The regulator for Fannie Mae and Freddie Mac needs to improve supervision of companies that service their government backed mortgages if the two firms are to reduce losses, a federal watchdog said on Wednesday.
Mortgage servicing is "critically important to the financial health" of Fannie Mae and Freddie Mac and the Federal Housing Finance Agency has failed to implement tighter regulations overseeing the process, the agency's inspector general said in a report.
The FHFA needs increased access to the records and contracts of companies that provide mortgage servicing on the two money-losing firms' nearly $4.5 trillion servicing portfolio, the report said.
Government-run Fannie and Freddie own or guarantee about half of all U.S. home loans and rely on third-party firms to service mortgages and handle foreclosures.
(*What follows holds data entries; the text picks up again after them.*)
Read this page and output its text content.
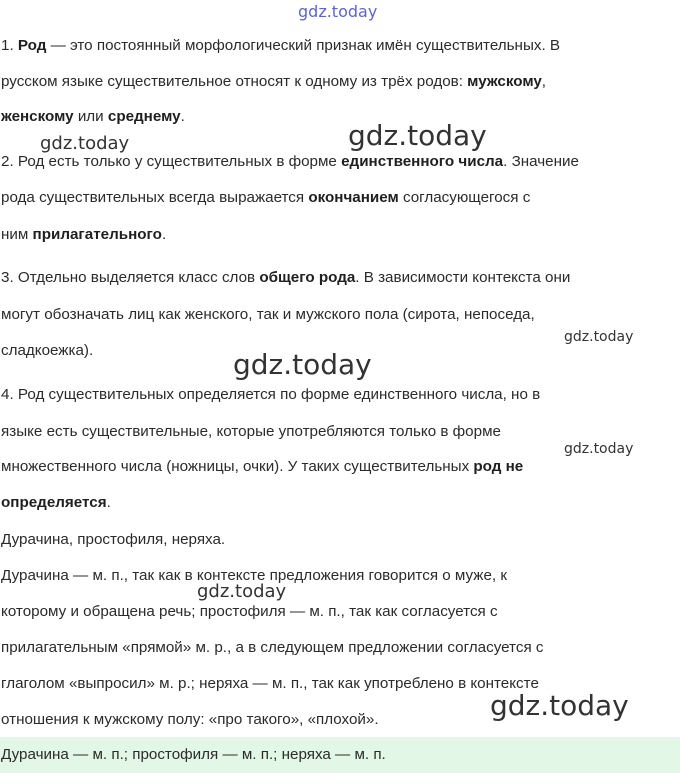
gdz.today
1. Род — это постоянный морфологический признак имён существительных. В
русском языке существительное относят к одному из трёх родов: мужскому,
женскому или среднему.
2. Род есть только у существительных в форме единственного числа. Значение
рода существительных всегда выражается окончанием согласующегося с
ним прилагательного.
3. Отдельно выделяется класс слов общего рода. В зависимости контекста они
могут обозначать лиц как женского, так и мужского пола (сирота, непоседа,
сладкоежка).
4. Род существительных определяется по форме единственного числа, но в
языке есть существительные, которые употребляются только в форме
множественного числа (ножницы, очки). У таких существительных род не
определяется.
Дурачина, простофиля, неряха.
Дурачина — м. п., так как в контексте предложения говорится о муже, к
которому и обращена речь; простофиля — м. п., так как согласуется с
прилагательным «прямой» м. р., а в следующем предложении согласуется с
глаголом «выпросил» м. р.; неряха — м. п., так как употреблено в контексте
отношения к мужскому полу: «про такого», «плохой».
Дурачина — м. п.; простофиля — м. п.; неряха — м. п.
gdz.today	gdz.today
gdz.today
gdz.today
gdz.today
gdz.today
gdz.today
Problems have arisen when servicers used faulty foreclosure practices.
"FHFA and Freddie Mac have taken positive steps to improve oversight of mortgage servicing, however deficiencies continue to exist and they need to be addressed to mitigate losses and protect homeowners," Steve Linick, the inspector general of the finance agency, said in a statement.
The five biggest mortgage servicers reached a $25 billion settlement with the U.S. government after investigations revealed the banks used faulty paperwork to improperly seize homes in the foreclosure process.
FHFA learned about the practices of Freddie Mac's mortgage servicers as early as 2008, but it wasn't closely monitoring them until August 2010, the report concluded.
Freddie Mac and Fannie Mae have been propped up by over $150 billion in federal aid since they were rescued by the government in 2008.
The FHFA mostly agreed with the recommendations of the report and said it is taking steps to improve its monitoring of servicing at Freddie Mac and Fannie Mae, Jon Greenlee, FHFA's deputy director of enterprise regulation, said in a written response to the report.
The FHFA relies on Fannie Mae and Freddie Mac to monitor the potential risks that can arise from the relationship they have with their mortgage servicers.
The watchdog's report cited banking regulators that have set-up more "sufficient regulations" that provide a framework for servicer oversight.
The report mainly focused on Freddie Mac's mortgage servicers and oversight, and not the relationship Fannie Mae has with various financial institutions servicing its loans.